願行寺

東部町祢津:百瀬義彦住職
〔連載第6回〕

 木造菩薩立像
 浄土宗のこの寺は元和七年(一六二一)、上田城下町整備の為、寺屋敷替があり、海野町裏(現在の地)に再建された。寺は上田藩主松平氏の菩提寺で、松平忠済(ただまさ) 公、忠固(ただかた)公及び松平家子孫の墓がある。
 寺の本堂には本尊として阿弥陀三尊がまつられているが、一昨年、それまで観音堂に安置されていた一体の菩薩立像が文化庁の調査で鎌倉時代の初期につくられたことが分かった。

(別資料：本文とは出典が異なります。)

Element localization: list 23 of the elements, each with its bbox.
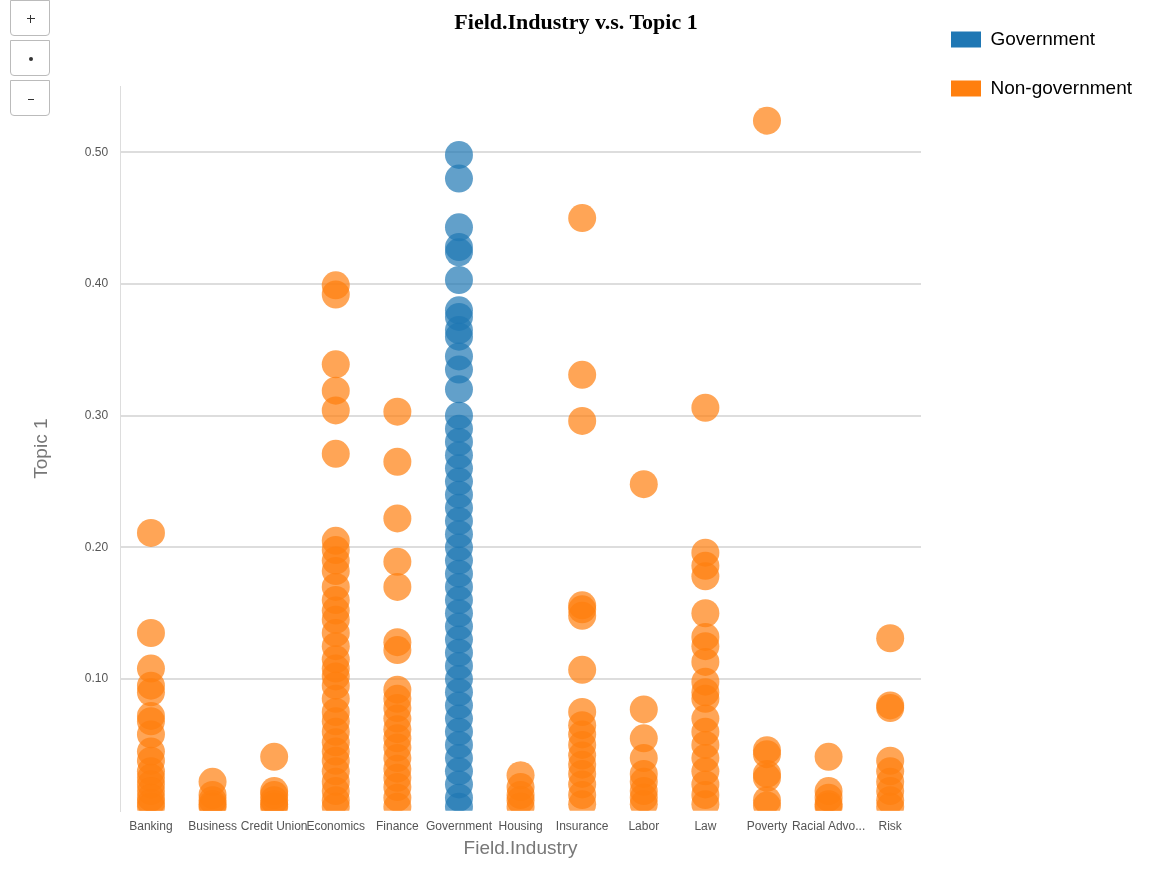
y-tick-label: 0.40	[84, 276, 109, 291]
y-tick-label: 0.10	[84, 671, 109, 686]
legend-label: Non-government	[990, 76, 1133, 98]
x-tick-label: Government	[425, 819, 493, 834]
x-tick-label: Racial Advo...	[791, 819, 866, 834]
chart-title: Field.Industry v.s. Topic 1	[454, 8, 698, 34]
x-tick-label: Risk	[878, 819, 903, 834]
x-tick-label: Law	[694, 819, 717, 834]
y-tick-label: 0.20	[84, 539, 109, 554]
x-tick-label: Housing	[498, 819, 543, 834]
x-tick-label: Credit Union	[240, 819, 308, 834]
y-tick-label: 0.30	[84, 407, 109, 422]
x-tick-label: Labor	[628, 819, 660, 834]
y-axis-title: Topic 1	[29, 418, 51, 479]
x-axis-title: Field.Industry	[463, 836, 579, 858]
x-tick-label: Poverty	[746, 819, 788, 834]
x-tick-label: Business	[188, 819, 237, 834]
legend-label: Government	[990, 27, 1096, 49]
x-tick-label: Banking	[129, 819, 173, 834]
y-tick-label: 0.50	[84, 144, 109, 159]
x-tick-label: Insurance	[555, 819, 609, 834]
x-tick-label: Economics	[306, 819, 366, 834]
x-tick-label: Finance	[376, 819, 420, 834]
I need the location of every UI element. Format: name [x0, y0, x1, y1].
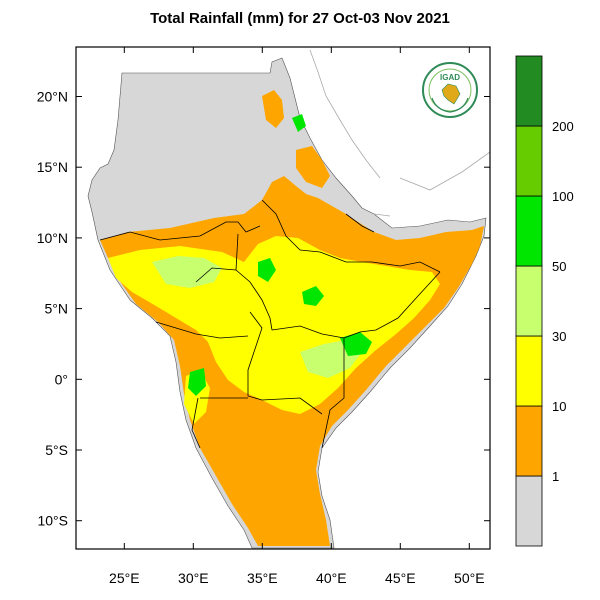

 ヒノキの寄木造りで像の高さは五十二センチ。目には玉眼がはめ込まれ膝の上に施された金が今でもはっきりと残っている。また髪型は天平や白鳥彫刻を思わせる。腰を少しひねり右足を一歩手前に踏み出している。当時の世の中の苦しみを自らが救おうとする動きが感じられる。全体のバランスから考えおそらく阿弥陀如来の左脇に置かれていたものだろう。この像は市内に現存する鎌倉時代に造られた仏像の中では最も古いものに分類される。